Trader Joe’s earns high accolades from its customers for our survey question on “overall quality”—83 percent rated it “superior.” That’s a more favorable score than what customers gave most other area chains, including Whole Foods. But since the market basket we used for our price survey is largely consists of national-brand products, and since Trader Joe’s offers mainly its own brands, we couldn’t compare its prices using our standard price survey. Instead, we had to shop Trader Joe’s using a special survey that included the same fresh produce, meats, and dairy items included in our standard survey, comparing the national-brand items on our list with the prices of Trader Joe’s store brands. (When comparing prices, we used per-unit pricing—for example, price per ounce.)

The figure below shows the results of these comparisons:

  • Overall, Trader Joe’s prices were about the same as the average prices we found at surveyed area stores. Its prices were about seven percent lower than Jewel-Osco’s.
  • For produce, Trader Joe’s prices were 13 percent higher than the average prices at all surveyed stores.
  • For meat, Trader Joe’s prices were about 10 percent higher than average.
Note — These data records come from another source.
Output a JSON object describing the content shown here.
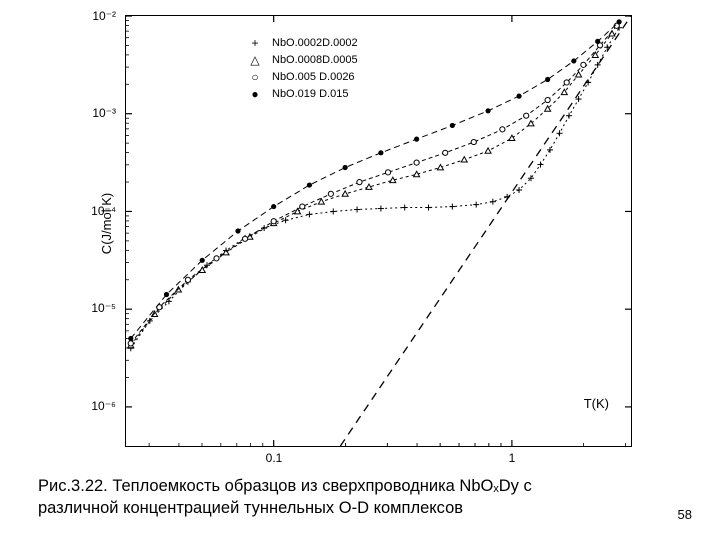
{
  "chart": {
    "type": "scatter-line-loglog",
    "background_color": "#ffffff",
    "border_color": "#000000",
    "axis": {
      "xlabel": "T(K)",
      "ylabel": "C(J/mol K)",
      "xlog": true,
      "ylog": true,
      "xlim_log10": [
        -1.62,
        0.5
      ],
      "ylim_log10": [
        -6.4,
        -2.0
      ],
      "xticks": [
        {
          "log10v": -1.0,
          "label": "0.1"
        },
        {
          "log10v": 0.0,
          "label": "1"
        }
      ],
      "yticks": [
        {
          "log10v": -6.0,
          "label": "10⁻⁶"
        },
        {
          "log10v": -5.0,
          "label": "10⁻⁵"
        },
        {
          "log10v": -4.0,
          "label": "10⁻⁴"
        },
        {
          "log10v": -3.0,
          "label": "10⁻³"
        },
        {
          "log10v": -2.0,
          "label": "10⁻²"
        }
      ],
      "label_fontsize": 13,
      "tick_fontsize": 12
    },
    "legend": {
      "position": "top-left-inset",
      "fontsize": 11,
      "items": [
        {
          "marker": "+",
          "label": "NbO.0002D.0002"
        },
        {
          "marker": "△",
          "label": "NbO.0008D.0005"
        },
        {
          "marker": "○",
          "label": "NbO.005 D.0026"
        },
        {
          "marker": "●",
          "label": "NbO.019 D.015"
        }
      ]
    },
    "series": [
      {
        "name": "plus",
        "marker": "+",
        "dash": "2,3",
        "color": "#000000",
        "points_log10": [
          [
            -1.6,
            -5.4
          ],
          [
            -1.52,
            -5.12
          ],
          [
            -1.44,
            -4.92
          ],
          [
            -1.36,
            -4.72
          ],
          [
            -1.28,
            -4.55
          ],
          [
            -1.2,
            -4.4
          ],
          [
            -1.12,
            -4.27
          ],
          [
            -1.04,
            -4.17
          ],
          [
            -0.95,
            -4.09
          ],
          [
            -0.85,
            -4.03
          ],
          [
            -0.75,
            -4.0
          ],
          [
            -0.65,
            -3.98
          ],
          [
            -0.55,
            -3.97
          ],
          [
            -0.45,
            -3.96
          ],
          [
            -0.35,
            -3.96
          ],
          [
            -0.25,
            -3.95
          ],
          [
            -0.15,
            -3.93
          ],
          [
            -0.08,
            -3.9
          ],
          [
            -0.02,
            -3.85
          ],
          [
            0.03,
            -3.78
          ],
          [
            0.08,
            -3.66
          ],
          [
            0.12,
            -3.52
          ],
          [
            0.16,
            -3.37
          ],
          [
            0.2,
            -3.2
          ],
          [
            0.24,
            -3.02
          ],
          [
            0.28,
            -2.85
          ],
          [
            0.32,
            -2.68
          ],
          [
            0.36,
            -2.5
          ],
          [
            0.4,
            -2.32
          ],
          [
            0.45,
            -2.12
          ]
        ]
      },
      {
        "name": "triangle",
        "marker": "△",
        "dash": "3,3",
        "color": "#000000",
        "points_log10": [
          [
            -1.6,
            -5.37
          ],
          [
            -1.5,
            -5.05
          ],
          [
            -1.4,
            -4.8
          ],
          [
            -1.3,
            -4.6
          ],
          [
            -1.2,
            -4.42
          ],
          [
            -1.1,
            -4.26
          ],
          [
            -1.0,
            -4.12
          ],
          [
            -0.9,
            -4.0
          ],
          [
            -0.8,
            -3.9
          ],
          [
            -0.7,
            -3.82
          ],
          [
            -0.6,
            -3.75
          ],
          [
            -0.5,
            -3.68
          ],
          [
            -0.4,
            -3.62
          ],
          [
            -0.3,
            -3.55
          ],
          [
            -0.2,
            -3.47
          ],
          [
            -0.1,
            -3.38
          ],
          [
            0.0,
            -3.25
          ],
          [
            0.08,
            -3.1
          ],
          [
            0.15,
            -2.95
          ],
          [
            0.22,
            -2.78
          ],
          [
            0.28,
            -2.6
          ],
          [
            0.35,
            -2.4
          ],
          [
            0.42,
            -2.18
          ]
        ]
      },
      {
        "name": "circle",
        "marker": "○",
        "dash": "4,3",
        "color": "#000000",
        "points_log10": [
          [
            -1.6,
            -5.35
          ],
          [
            -1.48,
            -4.98
          ],
          [
            -1.36,
            -4.7
          ],
          [
            -1.24,
            -4.48
          ],
          [
            -1.12,
            -4.28
          ],
          [
            -1.0,
            -4.1
          ],
          [
            -0.88,
            -3.95
          ],
          [
            -0.76,
            -3.82
          ],
          [
            -0.64,
            -3.7
          ],
          [
            -0.52,
            -3.6
          ],
          [
            -0.4,
            -3.5
          ],
          [
            -0.28,
            -3.4
          ],
          [
            -0.16,
            -3.29
          ],
          [
            -0.04,
            -3.16
          ],
          [
            0.06,
            -3.02
          ],
          [
            0.15,
            -2.86
          ],
          [
            0.23,
            -2.68
          ],
          [
            0.3,
            -2.5
          ],
          [
            0.37,
            -2.3
          ],
          [
            0.44,
            -2.1
          ]
        ]
      },
      {
        "name": "filled",
        "marker": "●",
        "dash": "6,4",
        "color": "#000000",
        "points_log10": [
          [
            -1.6,
            -5.3
          ],
          [
            -1.45,
            -4.85
          ],
          [
            -1.3,
            -4.5
          ],
          [
            -1.15,
            -4.2
          ],
          [
            -1.0,
            -3.95
          ],
          [
            -0.85,
            -3.73
          ],
          [
            -0.7,
            -3.55
          ],
          [
            -0.55,
            -3.4
          ],
          [
            -0.4,
            -3.26
          ],
          [
            -0.25,
            -3.12
          ],
          [
            -0.1,
            -2.97
          ],
          [
            0.03,
            -2.82
          ],
          [
            0.15,
            -2.65
          ],
          [
            0.26,
            -2.46
          ],
          [
            0.36,
            -2.26
          ],
          [
            0.45,
            -2.06
          ]
        ]
      }
    ],
    "reference_line": {
      "dash": "8,6",
      "color": "#000000",
      "width": 1.3,
      "p1_log10": [
        -0.72,
        -6.4
      ],
      "p2_log10": [
        0.5,
        -2.0
      ]
    }
  },
  "caption": {
    "line1": "Рис.3.22. Теплоемкость образцов из сверхпроводника NbOₓDy с",
    "line2": "различной концентрацией туннельных O-D комплексов",
    "fontsize": 16.5
  },
  "page_number": "58"
}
We also shopped ALDI using the same method we used to compare Trader Joe’s prices. ALDI is a discounter that, like Trader Joe’s, mostly carries its own brands instead of national-brand products, and operates about 20 stores in the Chicago area.

ALDI’s prices were an astounding 39 percent lower than the all-store average for our full market basket including comparable national-brand items. But these savings come with a downside: ALDI was rated middle-of-the-pack on many aspects of quality—but not as low as several other area chains, including Food 4 Less, Jewel-Osco, Target, or Walmart, for “overall quality.”

Unfortunately, many shoppers at both of these unique chains will also have to shop at conventional supermarkets: Each carried fewer than half of the items in our market basket.